Spent today in the market staring at dead squid eyes and cow skins. Studying how things look whole. Living in the states, I forget. I forget that fish aren’t swimming, glistening fillets, and squids aren’t disembodied legs, or naturally breaded into calamari. I caught a glimpse of what I thought was sausages, and I was excited, because sausages become available maybe once every two months, but they turned out to be tamarinds, the only fruit in the world that looks exactly like lots of little pieces of poo.

This is good for me. Not the pieces of poo. Seeing how animals look before we render them unrecognizable. I’ve always said I won’t eat anything that I would have a moral problem with killing myself. (That’s one of those confusing sentences that’s impossible to repair, so I’ll leave it.) It’s harder here. You become faced with it. Here, I’ve been offered dog. I turned it down. I couldn’t kill a dog. I’ve been offered deer. I could kill a deer. I ate it. It was delicious. And someone probably shot it wild. Not that wild means much where I live. Deep, dense jungle fades abruptly into city. The city is built right into the crannies, until it’s too steep to be built anymore. Deer emerge from behind one tree to dart to another tree, to dart to another tree, and find themselves in the middle of the main road. I never picture deer as a tropical animal. Do you?

Things I Didn’t Know One Could Eat Until Papua:
Cow backbone
Raw sea urchin

The list is short, but it’s intriguing.

Friday, January 13, 2007
Have you ever dreamt that you had been shot in the head, and then felt an enormous sense of relief that now you knew what it felt like to be shot in the head? (Like a lightning strike of terrible stinging, but at a safe distance, at maybe a memory’s distance, and then a cocoon of fading, like beginning to dream.)

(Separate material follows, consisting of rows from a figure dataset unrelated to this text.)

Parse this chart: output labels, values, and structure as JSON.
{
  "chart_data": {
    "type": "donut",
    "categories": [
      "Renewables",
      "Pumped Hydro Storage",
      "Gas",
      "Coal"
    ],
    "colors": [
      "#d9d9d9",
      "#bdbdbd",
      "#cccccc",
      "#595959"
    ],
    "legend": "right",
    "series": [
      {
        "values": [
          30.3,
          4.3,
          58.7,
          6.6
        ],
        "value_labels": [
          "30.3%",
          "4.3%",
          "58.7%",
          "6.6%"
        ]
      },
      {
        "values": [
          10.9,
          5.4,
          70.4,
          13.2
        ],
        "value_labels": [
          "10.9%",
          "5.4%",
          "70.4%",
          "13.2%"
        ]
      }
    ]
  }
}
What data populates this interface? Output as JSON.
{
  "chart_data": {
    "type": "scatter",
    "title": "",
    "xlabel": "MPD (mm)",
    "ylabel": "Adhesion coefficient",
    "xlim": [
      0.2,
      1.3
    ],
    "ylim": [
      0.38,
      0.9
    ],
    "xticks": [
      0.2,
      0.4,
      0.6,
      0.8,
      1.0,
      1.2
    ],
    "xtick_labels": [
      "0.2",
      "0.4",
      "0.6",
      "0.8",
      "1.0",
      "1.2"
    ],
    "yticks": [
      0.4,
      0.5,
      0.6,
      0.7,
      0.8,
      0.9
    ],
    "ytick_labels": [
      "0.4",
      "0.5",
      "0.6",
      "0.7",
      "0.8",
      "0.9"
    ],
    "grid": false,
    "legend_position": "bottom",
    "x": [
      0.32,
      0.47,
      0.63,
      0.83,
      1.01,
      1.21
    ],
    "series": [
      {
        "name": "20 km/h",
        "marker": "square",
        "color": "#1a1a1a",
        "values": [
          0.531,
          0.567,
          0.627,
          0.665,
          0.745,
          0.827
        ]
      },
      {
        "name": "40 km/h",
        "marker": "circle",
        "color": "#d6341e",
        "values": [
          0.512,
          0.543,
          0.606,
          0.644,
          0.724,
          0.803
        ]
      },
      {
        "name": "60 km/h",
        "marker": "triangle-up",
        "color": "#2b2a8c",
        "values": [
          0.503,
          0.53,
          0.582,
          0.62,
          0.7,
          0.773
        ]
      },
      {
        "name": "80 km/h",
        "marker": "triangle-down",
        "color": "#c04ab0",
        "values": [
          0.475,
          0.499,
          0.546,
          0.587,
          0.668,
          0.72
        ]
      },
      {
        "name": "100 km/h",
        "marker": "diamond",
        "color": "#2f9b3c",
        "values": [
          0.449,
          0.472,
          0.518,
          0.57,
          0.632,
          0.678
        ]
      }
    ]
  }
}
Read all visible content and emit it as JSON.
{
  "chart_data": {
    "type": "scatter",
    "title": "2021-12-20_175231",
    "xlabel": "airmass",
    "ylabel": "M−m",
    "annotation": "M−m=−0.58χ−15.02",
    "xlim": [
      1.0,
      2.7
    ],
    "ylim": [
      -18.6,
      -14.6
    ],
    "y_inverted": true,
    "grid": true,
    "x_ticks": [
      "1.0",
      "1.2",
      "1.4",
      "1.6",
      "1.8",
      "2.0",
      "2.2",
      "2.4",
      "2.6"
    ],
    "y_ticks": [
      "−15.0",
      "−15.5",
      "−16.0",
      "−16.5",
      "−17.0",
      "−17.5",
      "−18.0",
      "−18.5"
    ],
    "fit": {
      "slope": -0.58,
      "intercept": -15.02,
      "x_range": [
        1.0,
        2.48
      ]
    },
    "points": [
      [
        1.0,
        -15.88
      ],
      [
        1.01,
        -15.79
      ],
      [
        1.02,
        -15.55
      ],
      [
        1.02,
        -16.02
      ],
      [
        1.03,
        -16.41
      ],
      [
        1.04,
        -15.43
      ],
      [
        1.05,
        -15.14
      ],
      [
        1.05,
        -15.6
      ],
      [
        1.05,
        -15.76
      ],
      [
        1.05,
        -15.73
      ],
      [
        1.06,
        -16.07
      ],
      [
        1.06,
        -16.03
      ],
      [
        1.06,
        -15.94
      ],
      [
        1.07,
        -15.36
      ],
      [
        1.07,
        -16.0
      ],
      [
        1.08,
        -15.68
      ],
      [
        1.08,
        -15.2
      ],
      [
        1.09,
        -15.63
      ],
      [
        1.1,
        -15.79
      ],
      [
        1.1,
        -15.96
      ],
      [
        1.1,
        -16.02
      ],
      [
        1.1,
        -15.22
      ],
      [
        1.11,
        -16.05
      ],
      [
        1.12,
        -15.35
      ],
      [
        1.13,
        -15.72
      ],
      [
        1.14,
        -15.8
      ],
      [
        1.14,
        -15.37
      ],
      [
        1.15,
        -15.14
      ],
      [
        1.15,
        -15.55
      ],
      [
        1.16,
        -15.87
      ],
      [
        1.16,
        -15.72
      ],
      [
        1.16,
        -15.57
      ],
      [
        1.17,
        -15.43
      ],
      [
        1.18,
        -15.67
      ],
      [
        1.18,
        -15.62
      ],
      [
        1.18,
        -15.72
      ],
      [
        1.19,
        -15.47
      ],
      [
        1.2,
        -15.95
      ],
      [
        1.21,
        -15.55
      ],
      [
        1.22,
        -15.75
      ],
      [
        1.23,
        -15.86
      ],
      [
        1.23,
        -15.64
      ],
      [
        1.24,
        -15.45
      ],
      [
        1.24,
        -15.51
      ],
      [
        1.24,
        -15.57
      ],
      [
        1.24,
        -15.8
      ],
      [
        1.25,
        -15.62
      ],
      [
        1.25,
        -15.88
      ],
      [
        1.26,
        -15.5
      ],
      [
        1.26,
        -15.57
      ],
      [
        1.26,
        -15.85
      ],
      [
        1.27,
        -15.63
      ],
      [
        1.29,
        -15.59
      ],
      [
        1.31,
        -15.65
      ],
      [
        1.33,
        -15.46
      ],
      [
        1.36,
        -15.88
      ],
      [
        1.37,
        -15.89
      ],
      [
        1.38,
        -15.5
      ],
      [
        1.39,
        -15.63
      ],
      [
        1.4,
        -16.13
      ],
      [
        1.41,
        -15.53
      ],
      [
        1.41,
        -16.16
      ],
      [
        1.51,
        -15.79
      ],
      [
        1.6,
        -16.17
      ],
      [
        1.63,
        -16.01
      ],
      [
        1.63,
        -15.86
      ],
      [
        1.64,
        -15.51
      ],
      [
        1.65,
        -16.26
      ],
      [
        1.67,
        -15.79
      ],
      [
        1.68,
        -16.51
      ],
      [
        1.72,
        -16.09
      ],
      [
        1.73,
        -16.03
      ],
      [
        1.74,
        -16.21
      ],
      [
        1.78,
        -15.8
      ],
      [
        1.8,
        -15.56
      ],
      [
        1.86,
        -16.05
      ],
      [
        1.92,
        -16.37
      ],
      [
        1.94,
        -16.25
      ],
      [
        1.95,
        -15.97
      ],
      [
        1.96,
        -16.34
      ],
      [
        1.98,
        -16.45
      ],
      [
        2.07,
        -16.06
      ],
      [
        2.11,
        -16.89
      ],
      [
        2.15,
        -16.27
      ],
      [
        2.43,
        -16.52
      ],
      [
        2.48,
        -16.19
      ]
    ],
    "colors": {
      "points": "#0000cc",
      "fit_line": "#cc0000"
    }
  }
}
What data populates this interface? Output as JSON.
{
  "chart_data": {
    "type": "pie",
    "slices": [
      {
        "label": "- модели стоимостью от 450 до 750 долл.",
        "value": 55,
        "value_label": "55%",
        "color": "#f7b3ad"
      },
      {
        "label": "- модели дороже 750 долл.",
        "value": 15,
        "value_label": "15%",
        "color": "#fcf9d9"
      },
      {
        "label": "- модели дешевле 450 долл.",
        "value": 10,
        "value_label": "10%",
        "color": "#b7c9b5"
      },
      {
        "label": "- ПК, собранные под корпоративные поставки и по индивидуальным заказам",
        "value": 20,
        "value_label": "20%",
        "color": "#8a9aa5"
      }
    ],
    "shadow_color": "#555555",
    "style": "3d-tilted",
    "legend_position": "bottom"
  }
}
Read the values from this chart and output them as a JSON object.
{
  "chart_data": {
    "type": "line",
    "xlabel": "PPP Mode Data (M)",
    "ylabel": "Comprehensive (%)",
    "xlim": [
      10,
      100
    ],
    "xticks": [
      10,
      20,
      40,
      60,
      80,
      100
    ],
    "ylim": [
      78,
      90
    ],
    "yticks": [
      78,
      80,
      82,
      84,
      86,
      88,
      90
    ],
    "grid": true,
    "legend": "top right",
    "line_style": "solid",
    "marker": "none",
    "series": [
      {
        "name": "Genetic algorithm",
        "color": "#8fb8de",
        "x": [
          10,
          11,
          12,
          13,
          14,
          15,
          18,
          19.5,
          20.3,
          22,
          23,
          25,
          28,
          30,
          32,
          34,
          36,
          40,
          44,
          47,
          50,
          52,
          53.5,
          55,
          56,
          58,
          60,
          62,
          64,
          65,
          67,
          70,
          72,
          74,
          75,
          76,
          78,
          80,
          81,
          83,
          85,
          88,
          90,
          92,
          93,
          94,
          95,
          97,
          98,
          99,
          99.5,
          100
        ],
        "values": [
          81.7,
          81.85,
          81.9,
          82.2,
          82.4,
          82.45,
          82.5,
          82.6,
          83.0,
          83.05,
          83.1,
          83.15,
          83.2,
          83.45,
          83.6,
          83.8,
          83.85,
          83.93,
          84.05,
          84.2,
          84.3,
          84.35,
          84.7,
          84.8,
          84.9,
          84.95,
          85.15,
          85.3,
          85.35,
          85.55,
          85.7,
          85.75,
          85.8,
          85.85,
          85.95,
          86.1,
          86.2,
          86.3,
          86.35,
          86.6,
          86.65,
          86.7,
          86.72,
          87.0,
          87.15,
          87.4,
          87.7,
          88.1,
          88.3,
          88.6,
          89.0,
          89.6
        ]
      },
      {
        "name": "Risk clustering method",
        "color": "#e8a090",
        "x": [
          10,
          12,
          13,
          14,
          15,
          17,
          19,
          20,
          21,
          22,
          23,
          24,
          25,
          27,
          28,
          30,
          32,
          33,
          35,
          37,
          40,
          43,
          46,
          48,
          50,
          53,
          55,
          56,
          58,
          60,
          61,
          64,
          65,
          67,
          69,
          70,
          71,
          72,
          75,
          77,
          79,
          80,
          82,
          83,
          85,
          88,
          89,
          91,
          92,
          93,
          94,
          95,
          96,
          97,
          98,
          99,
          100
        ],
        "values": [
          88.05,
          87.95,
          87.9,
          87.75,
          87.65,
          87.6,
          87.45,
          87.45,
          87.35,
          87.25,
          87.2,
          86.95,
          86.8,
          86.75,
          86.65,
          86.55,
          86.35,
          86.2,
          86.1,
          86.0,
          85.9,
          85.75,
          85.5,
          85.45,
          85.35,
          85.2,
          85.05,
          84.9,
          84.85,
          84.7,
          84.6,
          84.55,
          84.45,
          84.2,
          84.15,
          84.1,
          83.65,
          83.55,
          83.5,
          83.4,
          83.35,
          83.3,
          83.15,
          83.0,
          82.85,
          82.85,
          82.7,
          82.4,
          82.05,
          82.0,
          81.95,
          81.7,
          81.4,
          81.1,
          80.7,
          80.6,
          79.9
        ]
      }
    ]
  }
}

Last night it was the Catholic bishop in my Level 10 class who shot me in the head. He shot me because I was gathering stolen diamonds from the common room floor to pile in his arms. He shouted through a megaphone for everyone to drop the diamonds. People were trying to make off with them. I was trying to consolidate them so that they could be easily returned. I said this to him as he approached. He shot me anyway. It must have had something to do with his English listening comprehension.

I woke up to someone outside blaring his car horn through the rain. He blared it for a good half hour, at unpredictable intervals. He was probably blaring it for someone to come out who most likely wasn’t even home, who most likely was unaware of any plans to pick him up. Don’t ever make plans with Indonesians. They aren’t plans. They’re vague ideas, what-ifs, and they rarely, if ever, come to fruition.

The man blared his horn anyway. He was persistent. Nick rolled over and opened his eyes.
“I dreamed that Father Y. shot me in the head,” I said.
“Mmm,” he replied, and rolled back.

A few weeks ago Dyah went into the bathroom at school to find the toilet closed and festooned with three little firecracker-shaped packages wrapped in newspaper. By the time I got there, there was a crowd of women, staring into the open bathroom door, everyone afraid to be the one to go in.
“What’s the matter, are you all in the qway-way?” I asked Dyah, because awhile ago someone’s student was late, and he wanted to impress his teacher to make up for it by using a hard word, so he used his dictionary to look up a synonym for ‘traffic jam’ and found ‘queue’. “Sorry I’m late,” he said to his teacher, “but I got caught in a qway-way in Entrop.” This has circulated. Now we say qway-way whenever possible. It never gets less funny. I don’t know why.
She didn’t laugh, though. “Look,” she said, pointing at the firecracker-shaped objects. “Maybe it’s bomb.”
Nobody touched them.
“I really have to go,” Enny said.
“So?” Dyah said, gesturing toward the bathroom and its possible bombs. “Go.”
Enny didn’t move.
“Ike?”
“Not me.”
“Hannah?”
“Never.”
The objects sat there, menacing. Students were starting to notice. Someone went to get Michael. He strode upstairs and opened one of the packages over the sink, wincing. Everyone’s hands strayed near their ears.
“BOOOM!” he shouted. The entire hallway shrieked. It was a tube of lipstick. Another. “BOOOOM!” It was a rolled up comic book. The last one. “BOOOOOM!” A plastic flute.